6^Br: CCDC-1813645; 100 K; C₃₃H₅₇BrSi₇; Fw 730.32; triclinic; space group P-1 (#2), a = 9.0529(3) Å, b = 11.9109(4) Å, c = 19.1793(7) Å, α = 93.9480(10)°, β = 90.1810(10)°, γ = 109.1330(10)°, V = 1947.47(12) ų, Z = 2, D_calcd = 1.245 Mg/m³, R1 = 0.0263 (I > 2σ(I)), wR2 = 0.0701 (all data), GOF = 1.043.

7: CCDC-1813646; 100 K; C₄₄H₅₈Si₆·C₇H₈; Fw 847.57; triclinic; space group P-1 (#2), a = 11.0302(9) Å, b = 12.8081(10) Å, c = 15.7049(13) Å, α = 95.628(2)°, β = 98.481(2)°, γ = 90.755(2)°, V = 2361.1(3) ų, Z = 2, D_calcd = 1.192 Mg/m³, R1 = 0.0350 (I > 2σ(I)), wR2 = 0.0954 (all data), GOF = 1.025.

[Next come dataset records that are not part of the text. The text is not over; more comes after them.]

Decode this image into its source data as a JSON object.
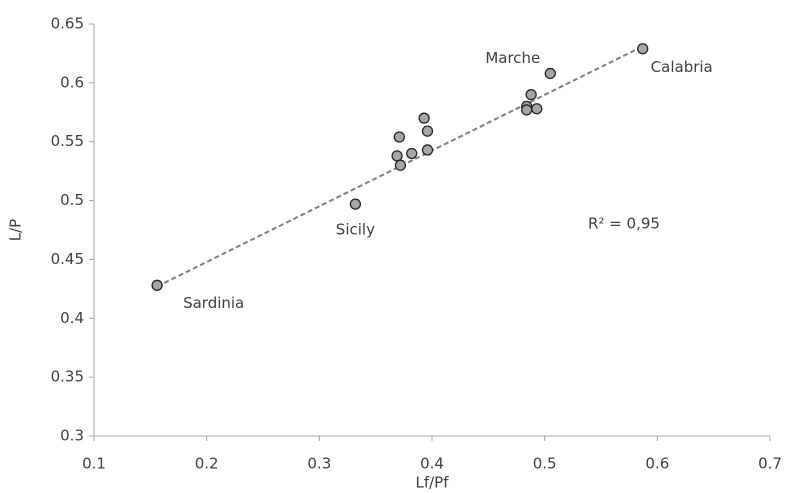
{
  "chart_data": {
    "type": "scatter",
    "x_label": "Lf/Pf",
    "y_label": "L/P",
    "xlim": [
      0.1,
      0.7
    ],
    "ylim": [
      0.3,
      0.65
    ],
    "xticks": [
      0.1,
      0.2,
      0.3,
      0.4,
      0.5,
      0.6,
      0.7
    ],
    "yticks": [
      0.3,
      0.35,
      0.4,
      0.45,
      0.5,
      0.55,
      0.6,
      0.65
    ],
    "grid": false,
    "color": "#a6a6a6",
    "x": [
      0.156,
      0.332,
      0.587,
      0.505,
      0.371,
      0.369,
      0.372,
      0.382,
      0.393,
      0.396,
      0.396,
      0.484,
      0.484,
      0.488,
      0.493
    ],
    "values": [
      0.428,
      0.497,
      0.629,
      0.608,
      0.554,
      0.538,
      0.53,
      0.54,
      0.57,
      0.559,
      0.543,
      0.58,
      0.577,
      0.59,
      0.578
    ],
    "labels": [
      "Sardinia",
      "Sicily",
      "Calabria",
      "Marche",
      null,
      null,
      null,
      null,
      null,
      null,
      null,
      null,
      null,
      null,
      null
    ],
    "trendline": {
      "x": [
        0.156,
        0.587
      ],
      "values": [
        0.427,
        0.631
      ],
      "color": "#808080"
    },
    "annotation": "R² = 0,95"
  }
}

8: CCDC-1813647; 173 K; C₃₈H₉₈Si₁₄; Fw 948.42; triclinic; space group P-1 (#2), a = 11.4093(11) Å, b = 15.6821(15) Å, c = 19.5623(19) Å, α = 84.8020(10)°, β = 75.9110(10)°, γ = 71.9750(10)°, V = 3227.8(5) ų, Z = 2, D_calcd = 0.976 Mg/m³, R1 = 0.0266 (I > 2σ(I)), wR2 = 0.0759 (all data), GOF = 1.039.

4. Conclusions

We successfully synthesized 1,2-bis(trimethylsilyl)-1,2-disilacyclhexene 1 and converted the silyl group(s) to the functional group(s). Noticeably, two silyl groups in 1 can be replaced stepwise by anthryl groups, which suggests that 1 can serve as a unit of cis-1,2-dialkyldisilene for novel extended π-electron systems. As the introduction of heteroatoms into sp²-carbon-based nanocarbon materials such as polycyclic aromatic hydrocarbons, fullerenes and graphenes has received substantial attention, nanocarbon materials in which the Si=Si double bond was introduced into the peripheral position by using functionalizable disilenes such as 1 may provide novel, fascinating nanosilicon–carbon hybrid materials.